The increased use of electronic medical records (“EMR”) is changing not only the way physicians practice medicine but also the way discovery is conducted in medical malpractice lawsuits. Plaintiffs’ attorneys seek to discover not only the contents of the medical records created by defendant healthcare providers, but also seek audit logs and access reports which are related to the EMR.
I. Plaintiff attorneys have the capability to manipulate, organize and sort the raw data to generate chronologies supportive of their theory of the case
Persons responding to discovery requests should understand the objectives of the plaintiff attorneys who make such requests. Plaintiff attorneys see the Audit Log as a supplement to the printed medical record which may contain vital clues to support their theories. Plaintiff attorneys have become knowledgeable about how various EMR systems operate and use that information to study records produced in discovery and to prepare for depositions. Plaintiff attorneys seek to obtain raw data in a format that can be manipulated to support theories of provider negligence.

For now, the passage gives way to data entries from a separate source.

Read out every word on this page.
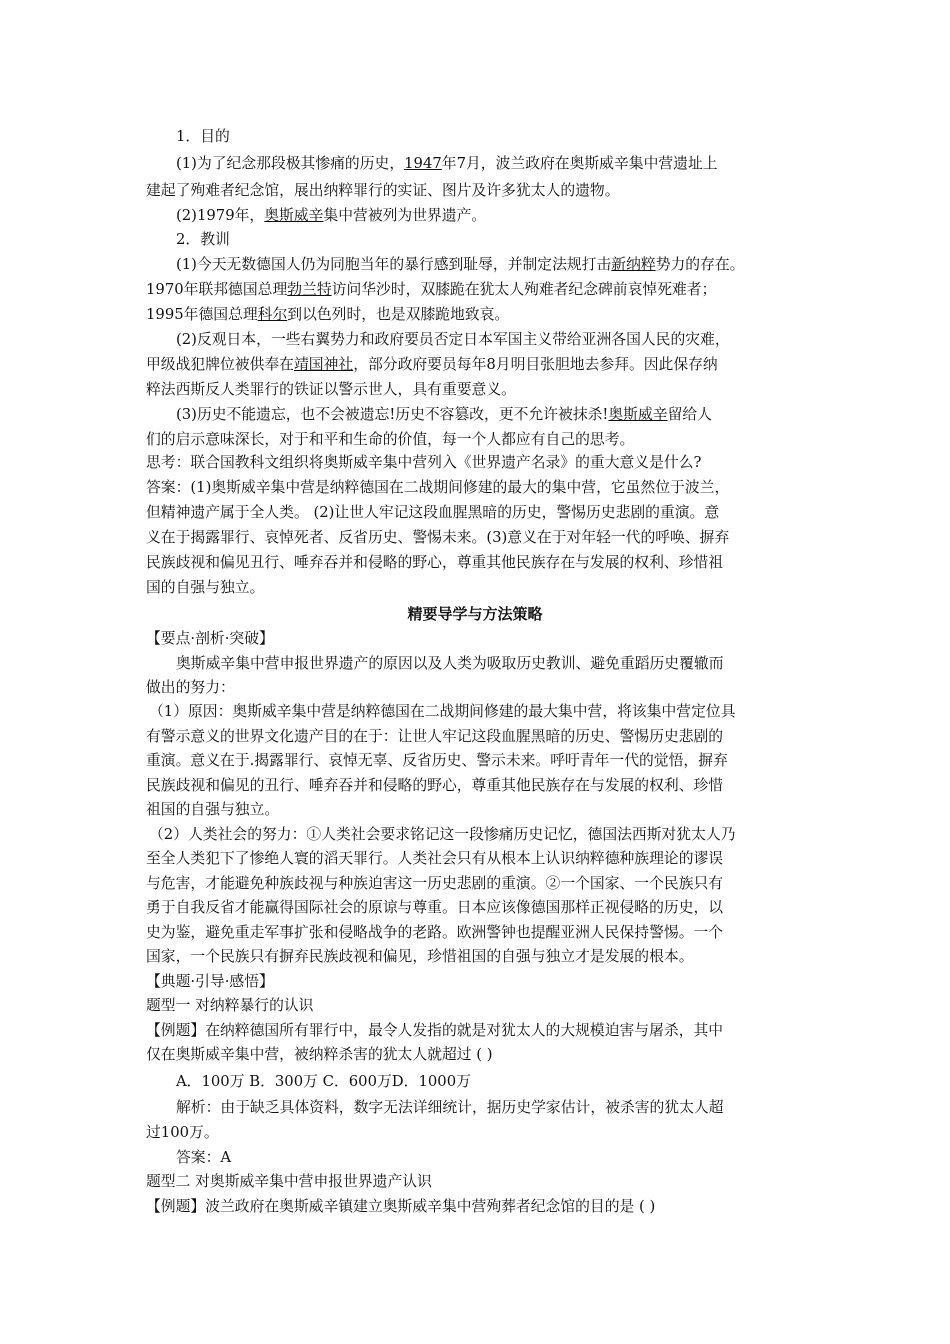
1．目的
(1)为了纪念那段极其惨痛的历史，1947年7月，波兰政府在奥斯威辛集中营遗址上
建起了殉难者纪念馆，展出纳粹罪行的实证、图片及许多犹太人的遗物。
(2)1979年，奥斯威辛集中营被列为世界遗产。
2．教训
(1)今天无数德国人仍为同胞当年的暴行感到耻辱，并制定法规打击新纳粹势力的存在。
1970年联邦德国总理勃兰特访问华沙时，双膝跪在犹太人殉难者纪念碑前哀悼死难者；
1995年德国总理科尔到以色列时，也是双膝跪地致哀。
(2)反观日本，一些右翼势力和政府要员否定日本军国主义带给亚洲各国人民的灾难，
甲级战犯牌位被供奉在靖国神社，部分政府要员每年8月明目张胆地去参拜。因此保存纳
粹法西斯反人类罪行的铁证以警示世人，具有重要意义。
(3)历史不能遗忘，也不会被遗忘!历史不容篡改，更不允许被抹杀!奥斯威辛留给人
们的启示意味深长，对于和平和生命的价值，每一个人都应有自己的思考。
思考：联合国教科文组织将奥斯威辛集中营列入《世界遗产名录》的重大意义是什么?
答案：(1)奥斯威辛集中营是纳粹德国在二战期间修建的最大的集中营，它虽然位于波兰，
但精神遗产属于全人类。 (2)让世人牢记这段血腥黑暗的历史，警惕历史悲剧的重演。意
义在于揭露罪行、哀悼死者、反省历史、警惕未来。(3)意义在于对年轻一代的呼唤、摒弃
民族歧视和偏见丑行、唾弃吞并和侵略的野心，尊重其他民族存在与发展的权利、珍惜祖
国的自强与独立。
精要导学与方法策略
【要点·剖析·突破】
奥斯威辛集中营申报世界遗产的原因以及人类为吸取历史教训、避免重蹈历史覆辙而
做出的努力：
（1）原因：奥斯威辛集中营是纳粹德国在二战期间修建的最大集中营，将该集中营定位具
有警示意义的世界文化遗产目的在于：让世人牢记这段血腥黑暗的历史、警惕历史悲剧的
重演。意义在于.揭露罪行、哀悼无辜、反省历史、警示未来。呼吁青年一代的觉悟，摒弃
民族歧视和偏见的丑行、唾弃吞并和侵略的野心，尊重其他民族存在与发展的权利、珍惜
祖国的自强与独立。
（2）人类社会的努力：①人类社会要求铭记这一段惨痛历史记忆，德国法西斯对犹太人乃
至全人类犯下了惨绝人寰的滔天罪行。人类社会只有从根本上认识纳粹德种族理论的谬误
与危害，才能避免种族歧视与种族迫害这一历史悲剧的重演。②一个国家、一个民族只有
勇于自我反省才能赢得国际社会的原谅与尊重。日本应该像德国那样正视侵略的历史，以
史为鉴，避免重走军事扩张和侵略战争的老路。欧洲警钟也提醒亚洲人民保持警惕。一个
国家，一个民族只有摒弃民族歧视和偏见，珍惜祖国的自强与独立才是发展的根本。
【典题·引导·感悟】
题型一 对纳粹暴行的认识
【例题】在纳粹德国所有罪行中，最令人发指的就是对犹太人的大规模迫害与屠杀，其中
仅在奥斯威辛集中营，被纳粹杀害的犹太人就超过 ( )
A．100万 B．300万 C．600万D．1000万
解析：由于缺乏具体资料，数字无法详细统计，据历史学家估计，被杀害的犹太人超
过100万。
答案：A
题型二 对奥斯威辛集中营申报世界遗产认识
【例题】波兰政府在奥斯威辛镇建立奥斯威辛集中营殉葬者纪念馆的目的是 ( )
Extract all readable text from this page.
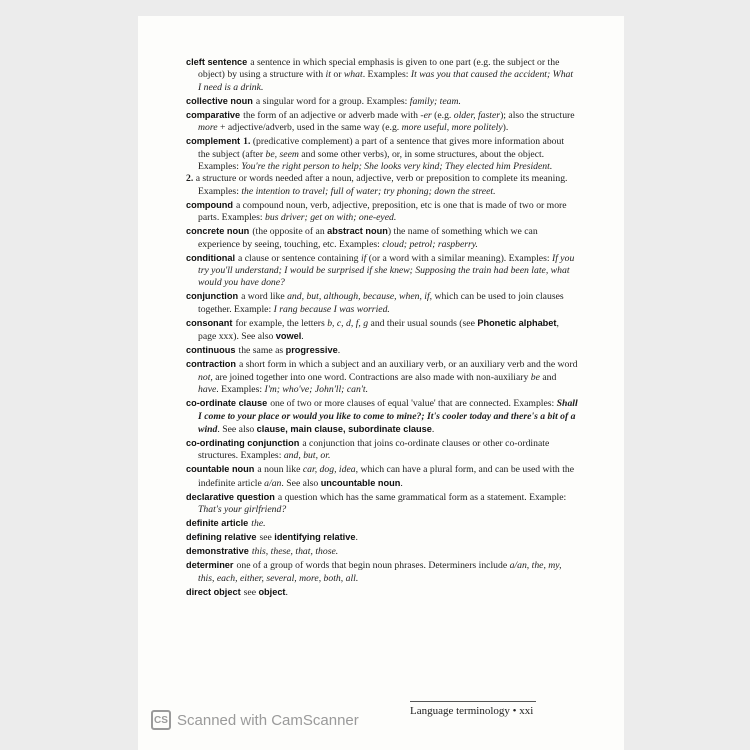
cleft sentence a sentence in which special emphasis is given to one part (e.g. the subject or the object) by using a structure with it or what. Examples: It was you that caused the accident; What I need is a drink.
collective noun a singular word for a group. Examples: family; team.
comparative the form of an adjective or adverb made with -er (e.g. older, faster); also the structure more + adjective/adverb, used in the same way (e.g. more useful, more politely).
complement 1. (predicative complement) a part of a sentence that gives more information about the subject (after be, seem and some other verbs), or, in some structures, about the object. Examples: You're the right person to help; She looks very kind; They elected him President.
2. a structure or words needed after a noun, adjective, verb or preposition to complete its meaning. Examples: the intention to travel; full of water; try phoning; down the street.
compound a compound noun, verb, adjective, preposition, etc is one that is made of two or more parts. Examples: bus driver; get on with; one-eyed.
concrete noun (the opposite of an abstract noun) the name of something which we can experience by seeing, touching, etc. Examples: cloud; petrol; raspberry.
conditional a clause or sentence containing if (or a word with a similar meaning). Examples: If you try you'll understand; I would be surprised if she knew; Supposing the train had been late, what would you have done?
conjunction a word like and, but, although, because, when, if, which can be used to join clauses together. Example: I rang because I was worried.
consonant for example, the letters b, c, d, f, g and their usual sounds (see Phonetic alphabet, page xxx). See also vowel.
continuous the same as progressive.
contraction a short form in which a subject and an auxiliary verb, or an auxiliary verb and the word not, are joined together into one word. Contractions are also made with non-auxiliary be and have. Examples: I'm; who've; John'll; can't.
co-ordinate clause one of two or more clauses of equal 'value' that are connected. Examples: Shall I come to your place or would you like to come to mine?; It's cooler today and there's a bit of a wind. See also clause, main clause, subordinate clause.
co-ordinating conjunction a conjunction that joins co-ordinate clauses or other co-ordinate structures. Examples: and, but, or.
countable noun a noun like car, dog, idea, which can have a plural form, and can be used with the indefinite article a/an. See also uncountable noun.
declarative question a question which has the same grammatical form as a statement. Example: That's your girlfriend?
definite article the.
defining relative see identifying relative.
demonstrative this, these, that, those.
determiner one of a group of words that begin noun phrases. Determiners include a/an, the, my, this, each, either, several, more, both, all.
direct object see object.
Language terminology • xxi
CS Scanned with CamScanner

II. What does the Audit Log data prove
EMRs are required by federal regulations to contain an audit log. The audit log must track information about who accessed the record, when the record was accessed, and some basic indications about what was done. Different vendors have different reporting features. The data is primarily used for HIPAA security compliance, but could be discoverable in litigation. Use of the Audit Log and Access Report data includes the capability of detecting who accessed the EMR for any length of time, regardless of whether a corresponding entry was made in the record. A physician who viewed a medical record may now be identified, and even become subject to deposition, when no record was created by the physician.
Additionally, Audit Log information is used to track when a physician viewed certain test results, such as lab reports or radiology studies. Plaintiff attorneys seek to determine if there was appropriate follow-up action after the provider obtained certain clinical information. If, for example, plaintiff contends there was a failure to timely follow-up on a worrisome lab result, the underlying data generated by the EMR can be used to support such a claim.
III. Audit Log: privacy versus litigation uses
Defense attorneys involved in discovery disputes in malpractice cases will argue that Audit Logs are required by law in order to monitor privacy violations, and not for use as a forensic weapon in litigation. Most judges are not familiar with the inner workings of various EMR systems, as the technology is still evolving. Providing the courts with memoranda of law pointing out the essential statutory requirements of Audit Logs, such as (1) who accessed a patient’s record, (2) when the user accessed the record, and (3) some basic information about what was done, can be helpful in the attempt to keep the Audit Log discovery within reasonable bounds. (See, 42 C.F.R., §495.6(d)(15)(i) (2010); 45 C.F.R. §164.308(a)(1) (2012); 45 C.F.R. §170.210(b), as adopted in 2010.)
IV. Providers should anticipate Audit Log discovery requests early on, even before litigation
The use of “preservation letters” (a letter requiring maintenance of all the EMR data) is becoming more prevalent in malpractice cases. Such a letter may be the provider’s first notification that a lawsuit is being contemplated. As soon as a provider receives any notification that the provider may be the object of a malpractice suit, it should immediately notify its insurance carrier, and upon designation of defense counsel, the provider should comply with counsel’s instructions regarding preservation of records, limiting further access to the records, and running an Audit Log report showing access to date.
The increased use of electronic medical records will make the discovery process more complex for all parties involved.